I was truly awestruck at the abilities of the kids at the competition – all 45 boys and girls participating in the 3×3 event solved the cube in less than three minutes, with the Final Round winner averaging a mere 11.08 seconds!

But never mind the speed aspect; to me, simply solving all six sides simultaneously is impressive enough alone.  A child of the eighties, I toyed with the Rubik’s Cube® during its original heyday prior to the advent of YouTube and the popular home-grown “how to” tutorials that taught my son his techniques.  No matter how hard I tried, the extent of my success was a single side solved like the photo above.

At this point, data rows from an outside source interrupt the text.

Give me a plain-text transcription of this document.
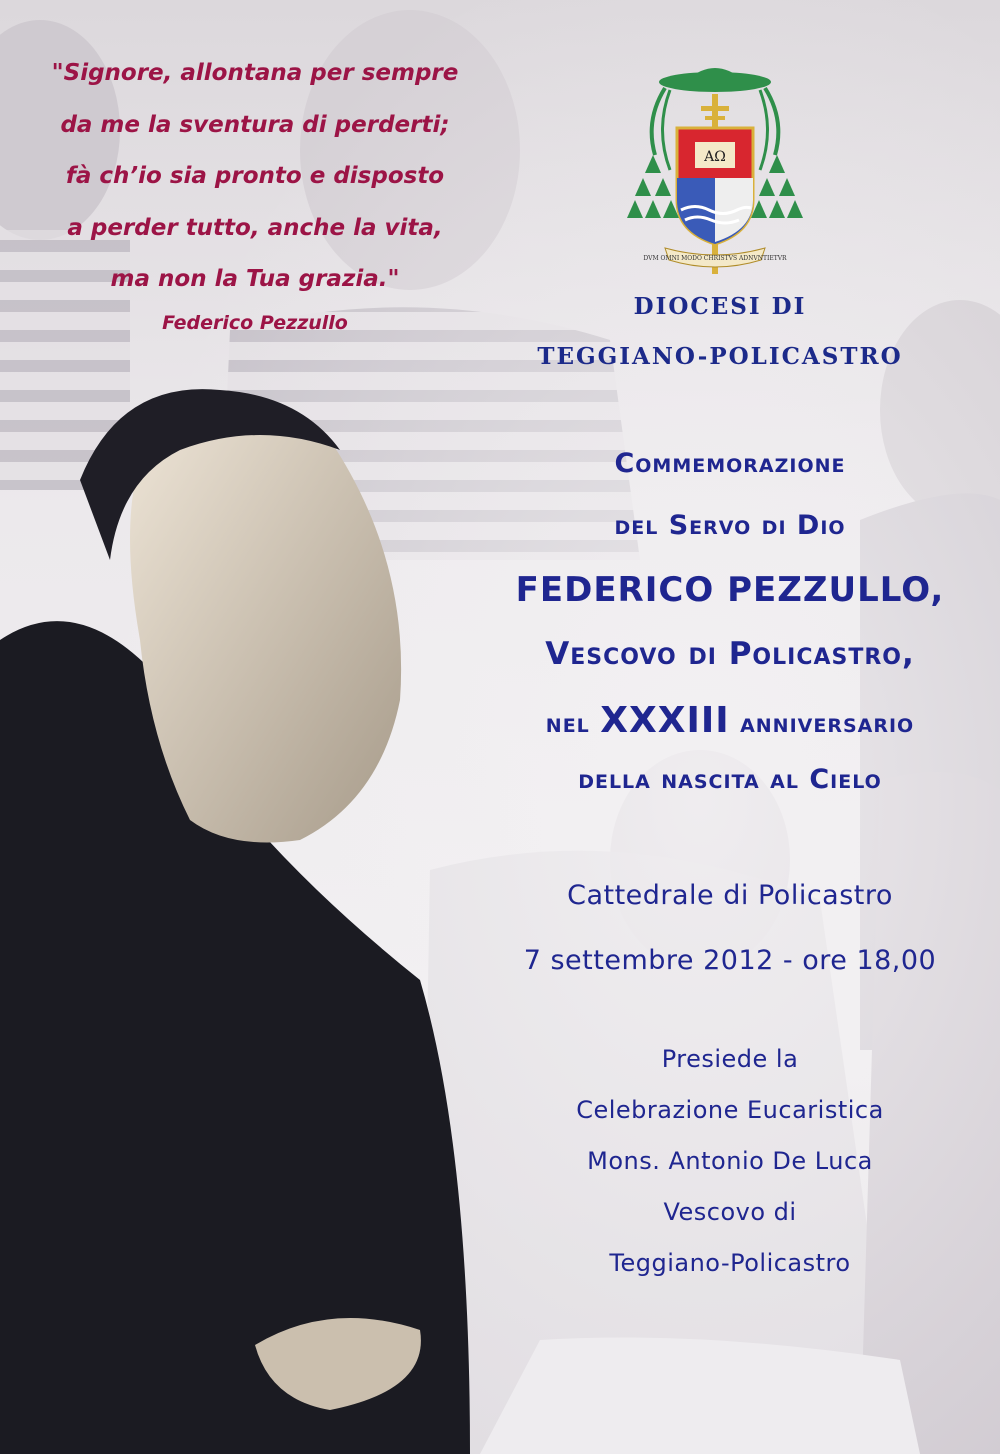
"Signore, allontana per sempre
da me la sventura di perderti;
fà ch’io sia pronto e disposto
a perder tutto, anche la vita,
ma non la Tua grazia."
Federico Pezzullo
ΑΩ
DVM OMNI MODO CHRISTVS ADNVNTIETVR
DIOCESI DI
TEGGIANO-POLICASTRO
Commemorazione
del Servo di Dio
FEDERICO PEZZULLO,
Vescovo di Policastro,
nel XXXIII anniversario
della nascita al Cielo
Cattedrale di Policastro
7 settembre 2012 - ore 18,00
Presiede la
Celebrazione Eucaristica
Mons. Antonio De Luca
Vescovo di
Teggiano-Policastro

In my opinion, a Customer Experience Program driven by one aspect alone produces the same sort of effect: a partial solution addressing only a fraction of the whole.  As with the pictured cube, if after solving the first face you were to then go focus your attention on solving a second side, your subsequent success would inevitably come at the expense of your first outcome.

An effective Customer Experience Program is one that is multi-faceted in both its data collection and its reach.  With email survey response rates as dismal as they can be nowadays, it is especially important to temper that survey data with intelligence from customer visits, phone calls, letters, interviews, customer conferences, advisory boards, and – in some instances – even social media. 

So far as its scope of influence goes, nice as it is to have a stand-alone effort in a single department, it’s only when you have a program that addresses all the gaps between touchpoints that the end-to-end experience can truly be considered.  One thing I’ve learned is that so much of what needs attention is in the transitions – if you are only solving for one side you will be very lucky to positively impact the others.  More likely you’ll scramble them!